Thursday, December 27, 2007
Posted by D. Daniel Sokol
Addressing issues of how to best increase competition in liberalized utilities is a rather difficult undertaking. Felix Höffler of the Max Planck Institute of Research on Collective Goods and Sebastian Kranz of University of Bonn Department of Economics may have an answer- "consumers may benefit
most from legal unbundling with strong regulation and parts of
ownership given to a minority outside shareholder." Read their paper Imperfect Legal Unbundling of Monopolistic Bottlenecks for more details.

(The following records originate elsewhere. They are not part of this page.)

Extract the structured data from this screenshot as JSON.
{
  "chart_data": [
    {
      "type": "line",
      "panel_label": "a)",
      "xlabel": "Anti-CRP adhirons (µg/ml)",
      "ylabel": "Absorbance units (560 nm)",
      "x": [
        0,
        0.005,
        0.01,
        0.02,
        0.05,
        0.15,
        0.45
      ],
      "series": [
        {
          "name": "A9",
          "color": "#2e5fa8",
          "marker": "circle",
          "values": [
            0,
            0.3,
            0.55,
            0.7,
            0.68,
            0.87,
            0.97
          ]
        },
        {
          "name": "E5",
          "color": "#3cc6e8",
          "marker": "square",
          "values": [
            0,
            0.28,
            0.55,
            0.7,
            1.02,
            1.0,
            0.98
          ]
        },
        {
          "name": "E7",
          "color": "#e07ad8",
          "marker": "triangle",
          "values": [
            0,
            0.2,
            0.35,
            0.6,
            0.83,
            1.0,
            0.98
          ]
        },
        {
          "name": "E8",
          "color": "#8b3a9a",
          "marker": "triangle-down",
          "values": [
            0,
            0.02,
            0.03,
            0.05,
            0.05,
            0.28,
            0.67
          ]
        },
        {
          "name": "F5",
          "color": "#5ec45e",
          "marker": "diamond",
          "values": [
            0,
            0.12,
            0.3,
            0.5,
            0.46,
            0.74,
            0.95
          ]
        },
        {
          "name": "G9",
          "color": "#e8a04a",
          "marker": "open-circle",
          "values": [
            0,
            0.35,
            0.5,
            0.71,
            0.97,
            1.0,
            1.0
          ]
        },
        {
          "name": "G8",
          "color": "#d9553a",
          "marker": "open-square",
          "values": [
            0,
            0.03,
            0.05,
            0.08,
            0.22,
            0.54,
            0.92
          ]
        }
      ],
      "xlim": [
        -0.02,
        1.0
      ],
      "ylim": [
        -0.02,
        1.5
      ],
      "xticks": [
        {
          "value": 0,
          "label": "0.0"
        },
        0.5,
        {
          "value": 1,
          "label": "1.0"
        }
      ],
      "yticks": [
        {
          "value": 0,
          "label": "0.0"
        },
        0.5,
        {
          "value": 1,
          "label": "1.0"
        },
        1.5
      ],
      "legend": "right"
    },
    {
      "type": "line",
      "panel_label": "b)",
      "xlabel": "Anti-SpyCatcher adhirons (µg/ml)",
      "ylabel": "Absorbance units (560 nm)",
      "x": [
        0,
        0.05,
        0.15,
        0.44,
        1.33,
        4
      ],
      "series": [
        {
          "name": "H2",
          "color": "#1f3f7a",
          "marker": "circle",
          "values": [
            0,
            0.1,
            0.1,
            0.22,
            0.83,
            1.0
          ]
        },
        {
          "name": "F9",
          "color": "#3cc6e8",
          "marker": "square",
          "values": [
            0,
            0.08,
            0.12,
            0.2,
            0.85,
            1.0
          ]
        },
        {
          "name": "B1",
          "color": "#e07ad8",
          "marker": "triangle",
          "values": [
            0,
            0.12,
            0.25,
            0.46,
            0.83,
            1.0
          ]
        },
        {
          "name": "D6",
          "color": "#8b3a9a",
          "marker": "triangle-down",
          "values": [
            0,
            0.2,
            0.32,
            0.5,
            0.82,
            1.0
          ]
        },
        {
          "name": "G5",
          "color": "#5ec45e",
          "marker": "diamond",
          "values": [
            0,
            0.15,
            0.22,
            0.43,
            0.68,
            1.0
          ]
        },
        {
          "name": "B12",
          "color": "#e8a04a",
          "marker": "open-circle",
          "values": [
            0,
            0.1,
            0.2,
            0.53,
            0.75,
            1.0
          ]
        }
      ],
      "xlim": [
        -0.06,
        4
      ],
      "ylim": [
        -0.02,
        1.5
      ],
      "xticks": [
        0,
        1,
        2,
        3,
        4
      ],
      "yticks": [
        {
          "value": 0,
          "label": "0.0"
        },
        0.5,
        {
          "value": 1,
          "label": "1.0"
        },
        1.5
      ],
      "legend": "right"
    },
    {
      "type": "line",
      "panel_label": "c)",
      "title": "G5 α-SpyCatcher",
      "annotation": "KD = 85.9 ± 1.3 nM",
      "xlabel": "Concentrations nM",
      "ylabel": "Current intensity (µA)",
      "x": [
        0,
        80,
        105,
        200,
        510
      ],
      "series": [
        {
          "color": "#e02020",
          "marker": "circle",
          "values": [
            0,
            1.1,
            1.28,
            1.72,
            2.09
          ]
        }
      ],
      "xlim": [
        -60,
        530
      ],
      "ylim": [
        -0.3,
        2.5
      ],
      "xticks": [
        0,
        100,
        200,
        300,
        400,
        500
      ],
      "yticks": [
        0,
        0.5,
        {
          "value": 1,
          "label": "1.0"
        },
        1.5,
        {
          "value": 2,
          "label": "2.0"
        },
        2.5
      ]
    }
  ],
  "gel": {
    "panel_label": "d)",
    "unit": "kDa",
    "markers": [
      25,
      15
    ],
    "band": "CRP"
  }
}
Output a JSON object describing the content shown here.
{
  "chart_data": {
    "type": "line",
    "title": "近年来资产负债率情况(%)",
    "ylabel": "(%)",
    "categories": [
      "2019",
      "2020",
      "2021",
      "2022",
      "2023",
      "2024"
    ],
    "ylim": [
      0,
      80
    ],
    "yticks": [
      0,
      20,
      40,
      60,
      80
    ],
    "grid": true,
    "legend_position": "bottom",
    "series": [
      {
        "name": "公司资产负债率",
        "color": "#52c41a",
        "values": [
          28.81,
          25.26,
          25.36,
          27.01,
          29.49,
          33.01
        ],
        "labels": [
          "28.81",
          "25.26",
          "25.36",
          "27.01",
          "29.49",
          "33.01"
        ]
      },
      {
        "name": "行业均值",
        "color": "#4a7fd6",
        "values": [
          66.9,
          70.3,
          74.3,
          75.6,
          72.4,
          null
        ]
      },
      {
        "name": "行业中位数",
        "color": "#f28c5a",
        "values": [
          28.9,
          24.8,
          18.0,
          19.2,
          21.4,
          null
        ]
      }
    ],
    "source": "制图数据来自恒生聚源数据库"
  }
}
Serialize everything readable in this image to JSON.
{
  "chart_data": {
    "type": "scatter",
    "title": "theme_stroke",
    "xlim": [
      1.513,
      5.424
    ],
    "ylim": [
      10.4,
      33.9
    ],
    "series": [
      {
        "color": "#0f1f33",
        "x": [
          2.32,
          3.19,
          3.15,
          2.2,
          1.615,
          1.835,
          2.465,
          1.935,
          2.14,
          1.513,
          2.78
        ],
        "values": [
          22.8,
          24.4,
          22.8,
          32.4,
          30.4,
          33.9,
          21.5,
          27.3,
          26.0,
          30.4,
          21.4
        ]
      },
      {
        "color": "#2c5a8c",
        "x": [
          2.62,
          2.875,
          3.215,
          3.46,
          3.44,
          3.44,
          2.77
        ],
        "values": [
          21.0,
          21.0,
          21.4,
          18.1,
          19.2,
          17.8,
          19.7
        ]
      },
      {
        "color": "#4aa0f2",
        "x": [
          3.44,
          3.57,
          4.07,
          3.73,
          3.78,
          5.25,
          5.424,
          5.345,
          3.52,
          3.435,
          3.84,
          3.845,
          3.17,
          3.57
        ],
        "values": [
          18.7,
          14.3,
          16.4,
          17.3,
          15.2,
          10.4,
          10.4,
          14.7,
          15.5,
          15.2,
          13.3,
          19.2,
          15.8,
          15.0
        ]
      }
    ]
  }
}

ABSTRACT: We study an industry with a monopolistic bottleneck (e.g. a transmission network) supplying an essential input to several downstream firms. Under legal unbundling the bottleneck must be operated by a legally independent upstream firm, which may be partly or fully owned by an incumbent active in downstream markets. Access prices are regulated but the upstream firm can perform non-tariff discrimination. Under perfect legal unbundling the upstream firm maximizes only own profits; with imperfections it considers to some extend also the profits of its downstream mother. We find that reducing imperfections in legal unbundling (keeping ownership fixed) generally increases total output. Increasing the incumbent's ownership share increases total output if imperfections are sufficiently small, otherwise the effects are ambiguous. Surprisingly, higher ownership shares of the downstream incumbent may sometimes lead to lower degrees of imperfections. Our analysis suggests that consumers may benefit most from legal unbundling with strong regulation and parts of ownership given to a minority outside shareholder.